Norm Pattis, the high-profile New Haven attorney, calls the sanction Jones received in trial court after his 2019 rant an “unprecedented attack on freedom of speech” and a “direct, frontal assault on the First Amendment itself” because what Jones said did not constitute a legal threat.
“(Jones’) views on the judicial process and the conduct of its various participants are core political speech protected by the First Amendment regardless of whether he expresses them with Shakespearean eloquence or with quintessential American vim and vigor,” Pattis wrote in the appeal. “Courts are not above the Constitution. They can transgress on constitutional liberties just as readily as the legislative or executive branches, particularly when they regulate the speech of those subject to their jurisdiction.”
Jones’ appeal to the highest court in the country aims to overturn a decision by state Superior Court Judge Barbara Bellis to deny Jones what he considers a key line of defense in a defamation lawsuit brought against him by an FBI agent and six families who lost loved ones in the 2012 Sandy Hook shooting.
Bellis’ sanction, which was upheld by the Connecticut Supreme Court in July, came after the Texas-based businessman went on his Infowars broadcast with Pattis and claimed someone had embedded child pornography in Jones’ emails that were turned over to Sandy Hook families as part of the pretrial discovery process.
Transcripts from Jones’ June 14, 2019, Infowars broadcast quote Jones singling out Chris Mattei, one of the families’ attorneys at Koskoff, Koskoff & Bieder in Bridgeport, and saying, among other things, “[I]f they want war — you know, it’s not a threat.
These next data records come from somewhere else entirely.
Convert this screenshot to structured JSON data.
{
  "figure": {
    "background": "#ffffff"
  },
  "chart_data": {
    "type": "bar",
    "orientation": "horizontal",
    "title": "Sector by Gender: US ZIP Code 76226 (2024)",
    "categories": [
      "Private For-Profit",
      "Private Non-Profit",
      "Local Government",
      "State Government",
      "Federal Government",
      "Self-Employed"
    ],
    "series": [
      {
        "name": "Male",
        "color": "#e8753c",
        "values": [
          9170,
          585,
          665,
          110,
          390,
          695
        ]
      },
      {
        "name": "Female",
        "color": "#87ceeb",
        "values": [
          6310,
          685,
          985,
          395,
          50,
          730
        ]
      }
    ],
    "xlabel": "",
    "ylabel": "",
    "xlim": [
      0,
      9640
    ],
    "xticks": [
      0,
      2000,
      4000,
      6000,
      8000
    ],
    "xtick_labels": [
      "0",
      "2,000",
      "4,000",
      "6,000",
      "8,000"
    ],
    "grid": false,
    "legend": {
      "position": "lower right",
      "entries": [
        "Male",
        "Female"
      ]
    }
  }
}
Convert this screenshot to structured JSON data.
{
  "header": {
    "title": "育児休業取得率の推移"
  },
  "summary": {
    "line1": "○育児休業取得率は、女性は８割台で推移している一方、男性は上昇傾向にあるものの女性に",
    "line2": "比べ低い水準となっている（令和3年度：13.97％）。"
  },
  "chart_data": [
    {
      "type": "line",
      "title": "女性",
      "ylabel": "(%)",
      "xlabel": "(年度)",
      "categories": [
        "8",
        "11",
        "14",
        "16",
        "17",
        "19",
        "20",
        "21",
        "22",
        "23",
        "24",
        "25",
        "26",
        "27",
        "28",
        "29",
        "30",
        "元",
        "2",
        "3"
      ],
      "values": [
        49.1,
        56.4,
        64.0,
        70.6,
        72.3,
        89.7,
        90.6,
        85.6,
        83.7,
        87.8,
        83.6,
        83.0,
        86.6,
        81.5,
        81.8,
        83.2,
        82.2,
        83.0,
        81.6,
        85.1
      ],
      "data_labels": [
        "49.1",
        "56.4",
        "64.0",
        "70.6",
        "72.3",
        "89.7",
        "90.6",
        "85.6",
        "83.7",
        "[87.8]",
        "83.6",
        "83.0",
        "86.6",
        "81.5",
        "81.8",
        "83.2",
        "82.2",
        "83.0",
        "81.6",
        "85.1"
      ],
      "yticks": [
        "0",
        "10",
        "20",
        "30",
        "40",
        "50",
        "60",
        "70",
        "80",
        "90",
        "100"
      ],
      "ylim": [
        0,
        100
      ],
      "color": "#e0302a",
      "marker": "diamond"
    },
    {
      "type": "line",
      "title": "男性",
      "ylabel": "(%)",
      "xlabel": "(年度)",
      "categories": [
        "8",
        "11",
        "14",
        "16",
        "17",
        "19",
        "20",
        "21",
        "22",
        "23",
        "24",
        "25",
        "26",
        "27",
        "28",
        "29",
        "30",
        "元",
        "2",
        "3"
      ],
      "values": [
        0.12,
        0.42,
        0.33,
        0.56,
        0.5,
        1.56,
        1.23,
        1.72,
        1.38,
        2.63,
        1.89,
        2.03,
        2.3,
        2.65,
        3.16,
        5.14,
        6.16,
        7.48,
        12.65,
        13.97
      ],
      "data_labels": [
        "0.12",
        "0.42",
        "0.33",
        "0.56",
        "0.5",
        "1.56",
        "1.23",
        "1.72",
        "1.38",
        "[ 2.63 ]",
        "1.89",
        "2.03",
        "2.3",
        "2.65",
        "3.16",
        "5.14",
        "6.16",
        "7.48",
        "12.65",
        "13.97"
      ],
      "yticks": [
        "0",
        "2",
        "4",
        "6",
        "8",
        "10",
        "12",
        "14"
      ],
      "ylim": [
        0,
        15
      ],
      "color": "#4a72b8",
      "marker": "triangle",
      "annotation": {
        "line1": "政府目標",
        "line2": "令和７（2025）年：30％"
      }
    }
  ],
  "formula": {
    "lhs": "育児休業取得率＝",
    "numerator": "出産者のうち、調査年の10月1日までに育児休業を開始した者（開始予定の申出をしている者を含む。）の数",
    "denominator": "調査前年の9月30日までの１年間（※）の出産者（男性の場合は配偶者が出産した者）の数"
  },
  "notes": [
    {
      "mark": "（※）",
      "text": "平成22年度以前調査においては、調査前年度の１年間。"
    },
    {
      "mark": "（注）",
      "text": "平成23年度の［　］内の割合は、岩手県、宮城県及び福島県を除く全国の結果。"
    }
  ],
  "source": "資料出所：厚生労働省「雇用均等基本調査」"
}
It’s like an AC/DC song. If you want blood, you’ve got it. Blood on the streets, man.”
Pattis argues in Jones’ appeal that his call-to-arms was “overwhelmingly hyperbolic” and “the only threat, if any, that Mr. Jones levied at opposing counsel was that of legal action.”
By Wednesday, the families had not filed a response to Jones’ appeal. Mattei expressed confidence in the lower courts’ rulings.
“Court after court has concluded that Jones has engaged in a ‘whole picture of bad faith litigation’ against the Sandy Hook plaintiffs,” Mattei told Hearst Connecticut Media on Wednesday. “We expect the United States Supreme Court to see it the same way and deny the petition.”
Jones’ appeal is the latest development in a handful of defamation lawsuits in Connecticut and Texas filed by families who lost loved ones in 2012, when a gunman shot his way into a locked Sandy Hook Elementary School and killed 26 first-graders and educators.
Jones, who called the worst crime in Connecticut history “staged,” “synthetic,” “manufactured,” “a giant hoax,” and “completely fake with actors” has said in court that he no longer denies that the shooting happened.
Jones was last in the headlines in January after the highest court in Texas rejected appeals by Jones to dismiss lawsuits brought by two fathers of children killed in the school shooting.
Jones’ appeal marks the second time in as many years that an appeal involving Sandy Hook families has reached the U.S. Supreme Court.
In late 2019, the U.S. Supreme Court refused to hear an appeal by the former gunmaker Remington to throw out a wrongful death lawsuit brought by 10 Sandy Hook families. Less than a year later, Remington was sold off in bankruptcy court.
It was too soon on Wednesday to say whether the U.S. Supreme Court would take up Jones’ appeal.
“[I]f this Court does not intervene,” Pattis wrote, “it will permit litigants to silence the unpopular speakers’ constitutionally protected speech just because those speakers have been sued.”